If puppy is having a hard time knowing what you would like for him to do outside, take an old used pee pee pad piece that has been peed on and place it in the enclosed area. It will not take long for puppy to learn what you want him to do in that spot. Being consistent and placing puppy in the enclosed area every time puppy awakens, after a nap, about 15 minutes after eating or drinking or whenever puppy is looking for a spot. Eventually, you will be able to remove the sides or walls of the enclosure and puppy will go to the pad/paper on his own. Later, you can keep moving the pad closer and closer to the door until the pad is outside and puppy understands no potty inside. This process will take some time, partly for the fact that their little bladder will be about the size of a pea. At first, they will need to go about every hour.

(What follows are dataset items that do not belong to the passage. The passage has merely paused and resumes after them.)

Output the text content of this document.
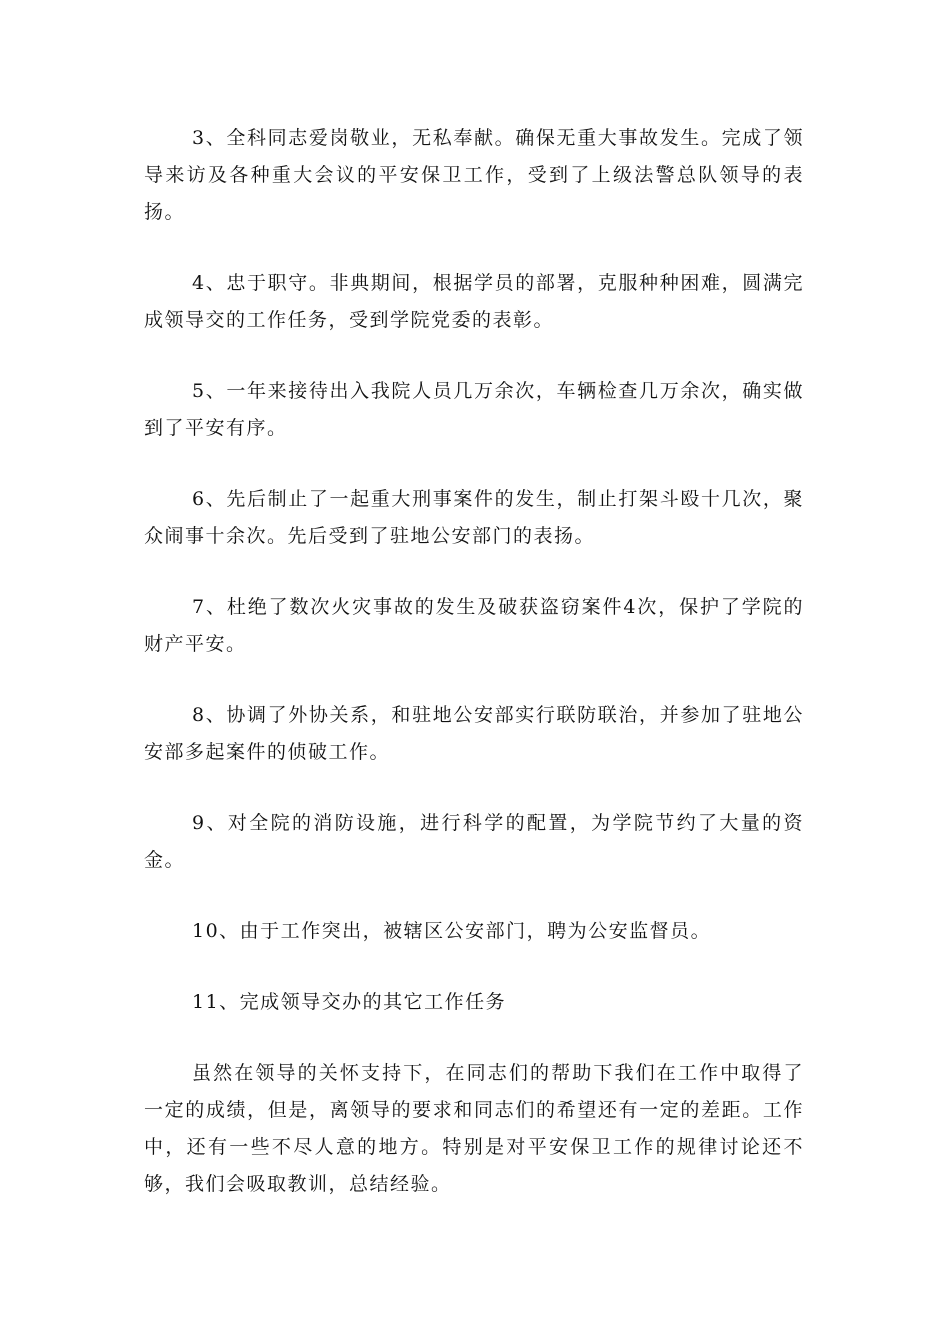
3、全科同志爱岗敬业，无私奉献。确保无重大事故发生。完成了领导来访及各种重大会议的平安保卫工作，受到了上级法警总队领导的表扬。

4、忠于职守。非典期间，根据学员的部署，克服种种困难，圆满完成领导交的工作任务，受到学院党委的表彰。

5、一年来接待出入我院人员几万余次，车辆检查几万余次，确实做到了平安有序。

6、先后制止了一起重大刑事案件的发生，制止打架斗殴十几次，聚众闹事十余次。先后受到了驻地公安部门的表扬。

7、杜绝了数次火灾事故的发生及破获盗窃案件4次，保护了学院的财产平安。

8、协调了外协关系，和驻地公安部实行联防联治，并参加了驻地公安部多起案件的侦破工作。

9、对全院的消防设施，进行科学的配置，为学院节约了大量的资金。

10、由于工作突出，被辖区公安部门，聘为公安监督员。

11、完成领导交办的其它工作任务

虽然在领导的关怀支持下，在同志们的帮助下我们在工作中取得了一定的成绩，但是，离领导的要求和同志们的希望还有一定的差距。工作中，还有一些不尽人意的地方。特别是对平安保卫工作的规律讨论还不够，我们会吸取教训，总结经验。
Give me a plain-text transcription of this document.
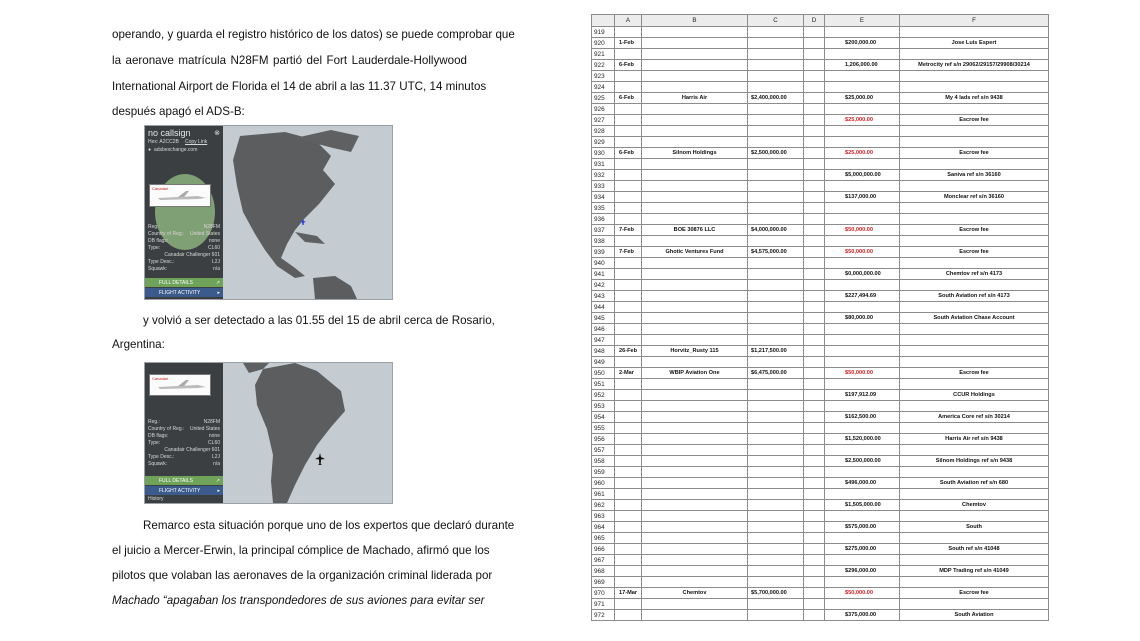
operando, y guarda el registro histórico de los datos) se puede comprobar que
la aeronave matrícula N28FM partió del Fort Lauderdale-Hollywood
International Airport de Florida el 14 de abril a las 11.37 UTC, 14 minutos
después apagó el ADS-B:
no callsign	⊗
Hex: A2CC2B Copy Link
● adsbexchange.com
Canadair
Reg.:	N28FM
Country of Reg.: United States
DB flags:	none
Type:	CL60
Canadair Challenger 601
Type Desc.:	L2J
Squawk:	n/a
FULL DETAILS	↗
FLIGHT ACTIVITY	▸
y volvió a ser detectado a las 01.55 del 15 de abril cerca de Rosario,
Argentina:
Canadair
Reg.:	N28FM
Country of Reg.: United States
DB flags:	none
Type:	CL60
Canadair Challenger 601
Type Desc.:	L2J
Squawk:	n/a
FULL DETAILS	↗
FLIGHT ACTIVITY	▸
History
Remarco esta situación porque uno de los expertos que declaró durante
el juicio a Mercer-Erwin, la principal cómplice de Machado, afirmó que los
pilotos que volaban las aeronaves de la organización criminal liderada por
Machado “apagaban los transpondedores de sus aviones para evitar ser
	A	B	C	D	E	F
919						
920	1-Feb				$200,000.00	Jose Luis Espert
921						
922	6-Feb				1,206,000.00	Metrocity ref s/n 29062/29157/29908/30214
923						
924						
925	6-Feb	Harris Air	$2,400,000.00		$25,000.00	My 4 lads ref s/n 9438
926						
927					$25,000.00	Escrow fee
928						
929						
930	6-Feb	Silnom Holdings	$2,500,000.00		$25,000.00	Escrow fee
931						
932					$5,000,000.00	Saniva ref s/n 36160
933						
934					$137,000.00	Monclear ref s/n 36160
935						
936						
937	7-Feb	BOE 30876 LLC	$4,000,000.00		$50,000.00	Escrow fee
938						
939	7-Feb	Ghotic Ventures Fund	$4,575,000.00		$50,000.00	Escrow fee
940						
941					$0,000,000.00	Chemtov ref s/n 4173
942						
943					$227,494.69	South Aviation ref s/n 4173
944						
945					$80,000.00	South Aviation Chase Account
946						
947						
948	26-Feb	Horvitz_Rusty 115	$1,217,500.00			
949						
950	2-Mar	WBIP Aviation One	$6,475,000.00		$50,000.00	Escrow fee
951						
952					$197,912.09	CCUR Holdings
953						
954					$162,500.00	America Core ref s/n 30214
955						
956					$1,520,000.00	Harris Air ref s/n 9438
957						
958					$2,500,000.00	Silnom Holdings ref s/n 9438
959						
960					$496,000.00	South Aviation ref s/n 680
961						
962					$1,505,000.00	Chemtov
963						
964					$575,000.00	South
965						
966					$275,000.00	South ref s/n 41048
967						
968					$296,000.00	MDP Trading ref s/n 41049
969						
970	17-Mar	Chemtov	$5,700,000.00		$50,000.00	Escrow fee
971						
972					$375,000.00	South Aviation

For those families that do not have a fenced in backyard, I recommend having some kind of temporary exercise pen set up to where you can take puppy out immediately in the mornings, set puppy in and stand waiting for a completed job. Remember when teaching puppy what outdoors is for, do not go outside and pick up a toy or start to play. Puppy needs to learn that when they go outside, it is time for their business to be done. I usually set my puppies down, look away, using a birds-eye side view to watch them as they are pottying, and then once I see they did their business, I praise puppy and THEN play outside. If they get the idea that they are suppose to play when they go out, this could be very frustrating. You could be there for hours trying to get puppy to potty and then just as soon as you bring them back in the house, they will have an accident. Consistency and repetition is key to your success.
Not every dog communicates to their owners in the same manner. Some may grunt, bark, twirl, stare deeply into your eyes, some paw at your leg, some bounce up and down like a ball.... part of successful potty training is helping establish a method for your dog to communicate with you, recognizing your dog's communication sign, and acting on it quickly and appropriately. If you are teaching your puppy to use a bell to communicate their need to potty, you will need to hang a sting of bells at the door where you expect puppy to go out to potty. Each time you take puppy out to potty, you will need to ring the bells. At some point, puppy will realize that the bell is rung right before potty time and start to ring it themselves. After a period of time with puppy ringing the bell to communicate, you can take up the pee pee pads, allowing puppy to communicate his/her need to go outside. When this happens, you have mission accomplished. Oh happy day. It is called house trained.
If you want to continue to allow puppy to potty indoors, there are some fancy litter box containers, or pad holders on the market. If you are wanting to switch to a litter box, eventually change the pads or paper to the pellets keeping the box in a consistent place. Remember, when accidents occur, and they will, never be harsh or hit puppy just say, "no, no," jingle the bell and take puppy to the potty zone. And always, always, always, praise puppy when he does it right.